Cala il sipario sui War Games di Survivor Series. L’evento è stata la sede della resa dei conti tra il Team Roman e il Team Solo, vinta dai primi dopo il seppellimento di Solo che ha subito, a turno, le finishers di tutti i Face. Durante la serata abbiamo potuto apprezzare il ritorno di Rhea Ripley e del suo starpower che, da solo, ha riabilitato una contesa fino al suo ingresso un po’ statica e scoordinata. Gunther ha battuto per la seconda volta Priest, e per la seconda volta consecutiva grazie all’aiuto di Balor. Anche se la WWE sembra voler lasciare aperta la porta ad un loro terzo confronto, spero che questo non abbia mai luogo, e che la loro faida si concluda, per ora, con la sconfitta del portoricano. Per Gunther non è il momento giusto per perdere il titolo, e Priest non è l’avversario opportuno. Una terza futura sconfitta di Damien, inoltre, rischierebbe di svalutarlo in maniera importante agli occhi dei fan, perché tre volte sconfitto in match titolati. E specificatamente la seconda, quella di sabato scorso, per quanto si voglia attribuire all’interferenza di Balor, è arrivata in maniera quasi del tutto pulita. È difficile credere che una Coup de Grace, in un momento in cui Gunther aveva preso in mano le redini dell’incontro, possa essere stata la causa della sconfitta. Avrà di certo aiutato, ma non è stata decisiva. Perlomeno in chiave mark.
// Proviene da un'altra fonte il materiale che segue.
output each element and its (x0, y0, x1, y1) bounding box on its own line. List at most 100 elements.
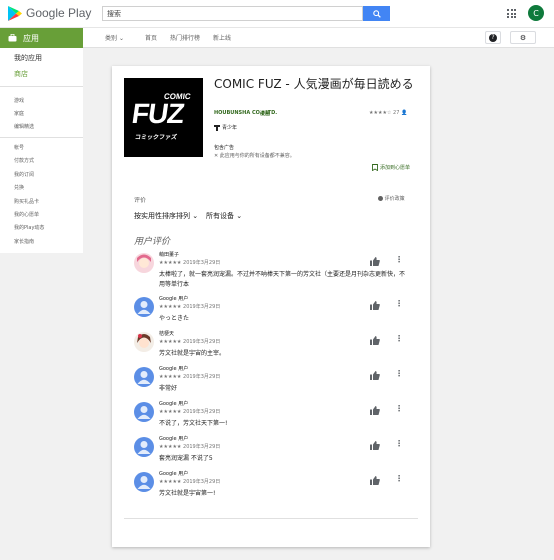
sidebar-item-family[interactable]: 家庭 (14, 110, 24, 117)
help-button[interactable]: ? (485, 31, 501, 44)
content-rating: 青少年 (214, 124, 237, 131)
review-stars: ★★★★★ (159, 409, 182, 415)
reviewer-avatar (134, 332, 154, 352)
nav-top-charts[interactable]: 热门排行榜 (170, 33, 200, 42)
android-apps-icon (8, 34, 17, 42)
review-date: 2019年3月29日 (183, 409, 221, 415)
review-item: Google 用户 ★★★★★ 2019年3月29日 套亮润宠漏 不说了5 ⋮ (134, 435, 414, 467)
chevron-down-icon: ⌄ (118, 35, 124, 42)
review-rating: ★★★★★ 2019年3月29日 (159, 478, 220, 485)
more-options-icon[interactable]: ⋮ (395, 334, 403, 343)
sidebar-item-play-activity[interactable]: 我的Play动态 (14, 224, 44, 231)
review-text: 芳文社就是宇宙第一! (159, 490, 216, 497)
sidebar-item-editors-choice[interactable]: 编辑精选 (14, 123, 34, 130)
review-date: 2019年3月29日 (183, 479, 221, 485)
review-text: 不说了，芳文社天下第一! (159, 420, 228, 427)
sidebar-item-wishlist[interactable]: 我的心愿单 (14, 211, 39, 218)
review-stars: ★★★★★ (159, 479, 182, 485)
review-stars: ★★★★★ (159, 260, 182, 266)
sidebar-item-payment[interactable]: 付款方式 (14, 157, 34, 164)
account-avatar[interactable]: C (528, 5, 544, 21)
review-rating: ★★★★★ 2019年3月29日 (159, 338, 220, 345)
divider (124, 518, 418, 519)
nav-category[interactable]: 类别 ⌄ (105, 33, 124, 42)
search-input[interactable]: 搜索 (102, 6, 363, 21)
reviewer-name: Google 用户 (159, 296, 189, 302)
user-reviews-heading: 用户评价 (134, 237, 171, 247)
review-rating: ★★★★★ 2019年3月29日 (159, 443, 220, 450)
thumbs-up-icon[interactable] (370, 257, 380, 266)
reviewer-avatar (134, 367, 154, 387)
brand-name: Google Play (26, 6, 92, 20)
sidebar-item-redeem[interactable]: 兑换 (14, 184, 24, 191)
reviewer-name: Google 用户 (159, 436, 189, 442)
rating-summary: ★★★★☆ 27 👤 (369, 110, 407, 116)
review-rating: ★★★★★ 2019年3月29日 (159, 373, 220, 380)
app-cover-image: COMIC FUZ コミックファズ (124, 78, 203, 157)
thumbs-up-icon[interactable] (370, 371, 380, 380)
reviewer-avatar (134, 402, 154, 422)
thumbs-up-icon[interactable] (370, 336, 380, 345)
review-text: 芳文社就是宇宙的主宰。 (159, 350, 226, 357)
more-options-icon[interactable]: ⋮ (395, 404, 403, 413)
nav-home[interactable]: 首页 (145, 33, 157, 42)
tab-apps[interactable]: 应用 (0, 28, 83, 48)
wishlist-label: 添加到心愿单 (380, 165, 411, 171)
review-item: Google 用户 ★★★★★ 2019年3月29日 芳文社就是宇宙第一! ⋮ (134, 470, 414, 502)
more-options-icon[interactable]: ⋮ (395, 474, 403, 483)
contains-ads-label: 包含广告 (214, 145, 235, 151)
add-to-wishlist-button[interactable]: 添加到心愿单 (372, 164, 410, 171)
rating-count: 27 (393, 110, 400, 116)
review-policy-link[interactable]: 评价政策 (378, 195, 405, 202)
device-filter-dropdown[interactable]: 所有设备 ⌄ (206, 211, 242, 221)
review-stars: ★★★★★ (159, 374, 182, 380)
review-date: 2019年3月29日 (183, 374, 221, 380)
sidebar-item-parent-guide[interactable]: 家长指南 (14, 238, 34, 245)
app-details-card: COMIC FUZ コミックファズ COMIC FUZ - 人気漫画が毎日読める… (112, 66, 430, 547)
review-stars: ★★★★★ (159, 304, 182, 310)
sidebar-item-gift-card[interactable]: 购买礼品卡 (14, 198, 39, 205)
review-date: 2019年3月29日 (183, 444, 221, 450)
thumbs-up-icon[interactable] (370, 301, 380, 310)
sidebar-item-account[interactable]: 帐号 (14, 144, 24, 151)
reviewer-name: 桔梗天 (159, 331, 175, 337)
thumbs-up-icon[interactable] (370, 406, 380, 415)
review-text: やっときた (159, 315, 190, 322)
reviewer-avatar (134, 472, 154, 492)
reviewer-name: Google 用户 (159, 401, 189, 407)
sort-dropdown[interactable]: 按实用性排序排列 ⌄ (134, 211, 198, 221)
settings-button[interactable]: ⚙ (510, 31, 536, 44)
category-link[interactable]: 漫画 (260, 110, 270, 117)
chevron-down-icon: ⌄ (236, 212, 243, 220)
more-options-icon[interactable]: ⋮ (395, 299, 403, 308)
more-options-icon[interactable]: ⋮ (395, 255, 403, 264)
app-title: COMIC FUZ - 人気漫画が毎日読める (214, 77, 414, 91)
top-bar: Google Play 搜索 C (0, 0, 554, 27)
review-rating: ★★★★★ 2019年3月29日 (159, 408, 220, 415)
review-item: Google 用户 ★★★★★ 2019年3月29日 非常好 ⋮ (134, 365, 414, 397)
divider (0, 137, 83, 138)
sidebar-item-games[interactable]: 游戏 (14, 97, 24, 104)
review-date: 2019年3月29日 (183, 304, 221, 310)
nav-new-releases[interactable]: 新上线 (213, 33, 231, 42)
sidebar-item-store[interactable]: 商店 (14, 69, 28, 79)
more-options-icon[interactable]: ⋮ (395, 439, 403, 448)
review-stars: ★★★★★ (159, 339, 182, 345)
reviewer-avatar (134, 253, 154, 273)
compatibility-text: 此应用与你的所有设备都不兼容。 (219, 153, 295, 159)
thumbs-up-icon[interactable] (370, 476, 380, 485)
gear-icon: ⚙ (519, 33, 527, 42)
reviewer-name: Google 用户 (159, 471, 189, 477)
review-policy-label: 评价政策 (384, 196, 405, 202)
info-icon (378, 196, 383, 201)
search-button[interactable] (363, 6, 390, 21)
sidebar-item-subscriptions[interactable]: 我的订阅 (14, 171, 34, 178)
google-play-logo[interactable]: Google Play (8, 5, 91, 21)
sidebar-item-my-apps[interactable]: 我的应用 (14, 53, 42, 63)
thumbs-up-icon[interactable] (370, 441, 380, 450)
sub-navigation: 应用 类别 ⌄ 首页 热门排行榜 新上线 ? ⚙ (0, 27, 554, 48)
review-text: 太棒啦了，就一套亮润宠漏。不过并不呐棒天下第一的芳文社（主要还是月刊杂志更新快，… (159, 271, 406, 288)
review-stars: ★★★★★ (159, 444, 182, 450)
more-options-icon[interactable]: ⋮ (395, 369, 403, 378)
apps-grid-icon[interactable] (507, 9, 516, 18)
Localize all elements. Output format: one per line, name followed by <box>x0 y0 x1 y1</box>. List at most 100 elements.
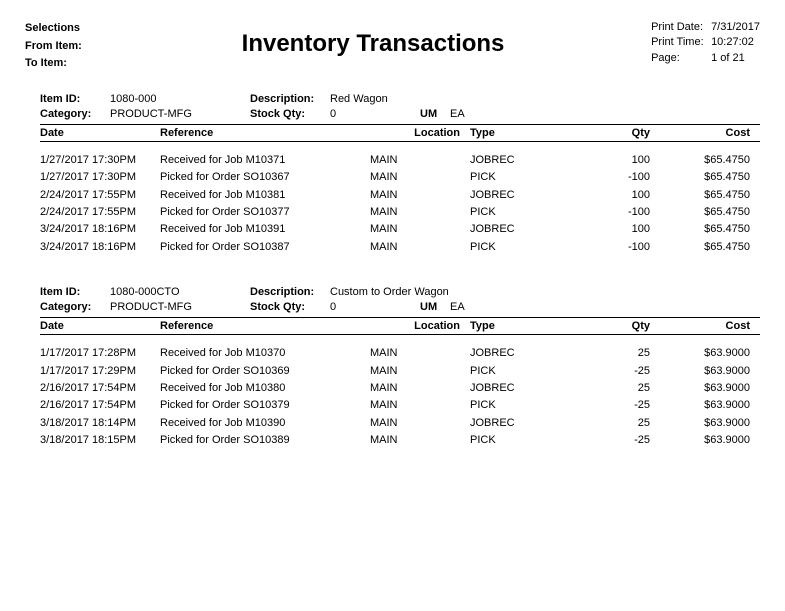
um-label: UM <box>420 301 450 313</box>
cell-cost: $63.9000 <box>650 433 750 448</box>
cell-qty: -100 <box>570 205 650 220</box>
category-value: PRODUCT-MFG <box>110 108 250 120</box>
table-row: 1/17/2017 17:29PMPicked for Order SO1036… <box>40 363 760 380</box>
um-label: UM <box>420 108 450 120</box>
table-row: 1/27/2017 17:30PMPicked for Order SO1036… <box>40 169 760 186</box>
item-meta: Item ID:1080-000CTODescription:Custom to… <box>25 286 760 313</box>
cell-type: PICK <box>470 398 570 413</box>
table-row: 1/17/2017 17:28PMReceived for Job M10370… <box>40 345 760 362</box>
selections-title: Selections <box>25 20 95 38</box>
item-block: Item ID:1080-000CTODescription:Custom to… <box>25 286 760 449</box>
cell-type: PICK <box>470 240 570 255</box>
cell-qty: 25 <box>570 416 650 431</box>
cell-reference: Picked for Order SO10367 <box>160 170 370 185</box>
print-time-label: Print Time: <box>651 35 711 50</box>
category-label: Category: <box>40 301 110 313</box>
description-label: Description: <box>250 93 330 105</box>
table-row: 2/24/2017 17:55PMPicked for Order SO1037… <box>40 204 760 221</box>
cell-reference: Received for Job M10380 <box>160 381 370 396</box>
cell-qty: -100 <box>570 170 650 185</box>
cell-location: MAIN <box>370 240 470 255</box>
stock-qty-value: 0 <box>330 301 420 313</box>
column-header-row: DateReferenceLocationTypeQtyCost <box>40 124 760 142</box>
col-location: Location <box>370 127 470 139</box>
cell-location: MAIN <box>370 170 470 185</box>
cell-cost: $63.9000 <box>650 364 750 379</box>
cell-reference: Picked for Order SO10377 <box>160 205 370 220</box>
cell-cost: $65.4750 <box>650 205 750 220</box>
cell-date: 3/18/2017 18:14PM <box>40 416 160 431</box>
table-row: 3/18/2017 18:14PMReceived for Job M10390… <box>40 415 760 432</box>
table-row: 2/24/2017 17:55PMReceived for Job M10381… <box>40 187 760 204</box>
cell-qty: -25 <box>570 433 650 448</box>
cell-qty: -25 <box>570 398 650 413</box>
cell-date: 1/17/2017 17:28PM <box>40 346 160 361</box>
description-value: Red Wagon <box>330 93 388 105</box>
cell-reference: Received for Job M10390 <box>160 416 370 431</box>
to-item-label: To Item: <box>25 55 95 73</box>
category-label: Category: <box>40 108 110 120</box>
cell-cost: $65.4750 <box>650 170 750 185</box>
cell-location: MAIN <box>370 398 470 413</box>
cell-location: MAIN <box>370 205 470 220</box>
table-row: 3/18/2017 18:15PMPicked for Order SO1038… <box>40 432 760 449</box>
cell-date: 3/24/2017 18:16PM <box>40 240 160 255</box>
col-reference: Reference <box>160 320 370 332</box>
col-qty: Qty <box>570 320 650 332</box>
cell-location: MAIN <box>370 433 470 448</box>
item-id-value: 1080-000 <box>110 93 250 105</box>
cell-cost: $63.9000 <box>650 381 750 396</box>
table-row: 3/24/2017 18:16PMPicked for Order SO1038… <box>40 239 760 256</box>
cell-reference: Picked for Order SO10387 <box>160 240 370 255</box>
cell-date: 3/24/2017 18:16PM <box>40 222 160 237</box>
from-item-label: From Item: <box>25 38 95 56</box>
cell-reference: Received for Job M10391 <box>160 222 370 237</box>
col-date: Date <box>40 127 160 139</box>
report-title: Inventory Transactions <box>95 30 651 58</box>
cell-type: JOBREC <box>470 346 570 361</box>
cell-cost: $65.4750 <box>650 188 750 203</box>
item-meta: Item ID:1080-000Description:Red WagonCat… <box>25 93 760 120</box>
table-row: 1/27/2017 17:30PMReceived for Job M10371… <box>40 152 760 169</box>
col-type: Type <box>470 320 570 332</box>
cell-date: 2/24/2017 17:55PM <box>40 188 160 203</box>
cell-qty: 100 <box>570 188 650 203</box>
item-id-label: Item ID: <box>40 286 110 298</box>
print-date-value: 7/31/2017 <box>711 20 760 35</box>
print-info: Print Date: 7/31/2017 Print Time: 10:27:… <box>651 20 760 66</box>
col-qty: Qty <box>570 127 650 139</box>
cell-cost: $63.9000 <box>650 398 750 413</box>
cell-cost: $63.9000 <box>650 416 750 431</box>
cell-location: MAIN <box>370 188 470 203</box>
cell-reference: Received for Job M10371 <box>160 153 370 168</box>
cell-qty: -100 <box>570 240 650 255</box>
cell-type: PICK <box>470 433 570 448</box>
cell-reference: Received for Job M10370 <box>160 346 370 361</box>
stock-qty-value: 0 <box>330 108 420 120</box>
col-reference: Reference <box>160 127 370 139</box>
cell-location: MAIN <box>370 222 470 237</box>
cell-cost: $65.4750 <box>650 240 750 255</box>
cell-cost: $65.4750 <box>650 153 750 168</box>
cell-date: 2/24/2017 17:55PM <box>40 205 160 220</box>
cell-date: 1/27/2017 17:30PM <box>40 170 160 185</box>
cell-type: PICK <box>470 364 570 379</box>
item-block: Item ID:1080-000Description:Red WagonCat… <box>25 93 760 256</box>
cell-type: JOBREC <box>470 381 570 396</box>
cell-type: PICK <box>470 205 570 220</box>
col-type: Type <box>470 127 570 139</box>
col-date: Date <box>40 320 160 332</box>
category-value: PRODUCT-MFG <box>110 301 250 313</box>
cell-date: 1/17/2017 17:29PM <box>40 364 160 379</box>
cell-date: 3/18/2017 18:15PM <box>40 433 160 448</box>
table-row: 3/24/2017 18:16PMReceived for Job M10391… <box>40 221 760 238</box>
table-wrap: DateReferenceLocationTypeQtyCost 1/27/201… <box>25 124 760 256</box>
cell-type: JOBREC <box>470 188 570 203</box>
item-id-value: 1080-000CTO <box>110 286 250 298</box>
page-value: 1 of 21 <box>711 51 745 66</box>
page-label: Page: <box>651 51 711 66</box>
cell-location: MAIN <box>370 381 470 396</box>
cell-cost: $63.9000 <box>650 346 750 361</box>
selections-block: Selections From Item: To Item: <box>25 20 95 73</box>
description-label: Description: <box>250 286 330 298</box>
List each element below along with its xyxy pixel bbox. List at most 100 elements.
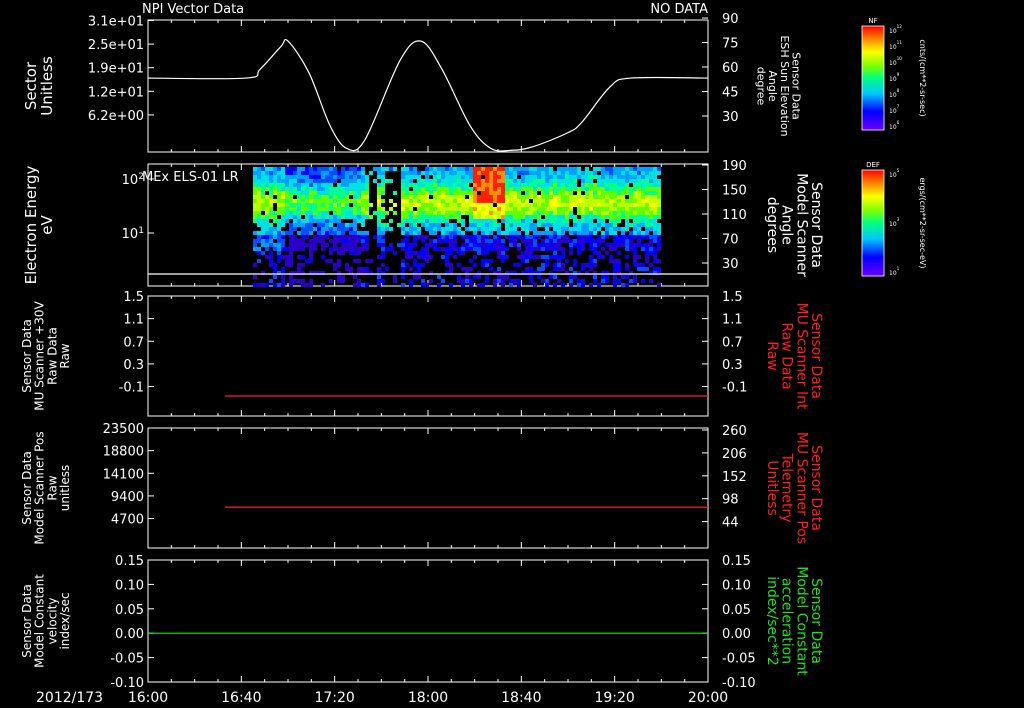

Giungiamo ora ad esaminare l’incontro che più di tutti mi ha stupito, sia per la scelta di inserirlo nel PLE, sia per il suo esito: LA Kinght vs Shinsuke Nakamura. Il match metteva in palio il titolo statunitense, e ciò dopo due settimane di aggressioni di Nakamura ai danni del campione. In due settimane si è riusciti a rendere Knight incerto, scosso dagli attacchi improvvisi del nipponico e inusualmente teso in vista del loro scontro. Il pathos dell’incontro dunque si avvertiva, superando di fatto l’iniziale scetticismo di chi lo ha visto inserito all’ultimo momento nella card di uno dei Big Four dell’anno, essendoci abituati ad una scelta degli incontri per gli eventi mensili più ponderata, e con una costruzione narrativa più longeva. Il match in sé è stato normale, con il nipponico che, stando alle mie prime impressioni, mi è sembrato meno elastico del solito. Quest’ultimo si è presentato sullo stage con una musica d’ingresso più cupa, in abiti cerimoniali giapponesi e un ring attire meno colorito del solito. La sua stessa personalità sembra essere stravolta da un malessere interiore, una avversione viscerale per chiunque. Un Nakamura quindi meno affabile e emotivo del solito.
Il modo in cui è stato rivisitato il suo personaggio mi piace, come apprezzo anche i video stile manga in cui lancia messaggi caustici agli avversari nelle puntate settimanali. Non ho mai trovato eccitante il suo modo di interagire col pubblico, come anche la sua indole rock. Non lo presentavano mai, nonostante ne avesse tutte le qualità, come un avversario serio e temibile agli occhi dei fan. Era diventato una sorta di “macchietta” del sol levante, il cui unico pregio era avere una theme song stupenda. Il suo stile sul ring non è dei più dinamici, fatto perlopiù di fasi di attacco con le lunghe leve e di mosse rapide e incisive. Il suo personaggio aveva bisogno di rispecchiare tale attitudine, e quella del giapponese tenebroso, capace di aggressioni improvvise e devastanti, sembra essere quella più congeniale. Mi spiace solo che sia arrivata così in ritardo, considerata l’età anagrafica e la già lunga carriera alle spalle del wrestler. La sua vittoria del titolo l’avrei scongiurata fino al giorno prima. Ma ora, dopo aver considerato l’intero contesto e le possibili evoluzioni positive della sua carriera con questa nuova immagine, non posso che essere speranzoso. Ben venga dunque la cintura statunitense. Ma, a differenza di quello che hanno sostenuto molti, tale trofeo arriva come atto propiziatorio per il suo futuro, più che per quanto di buono fatto da Nakamura in passato.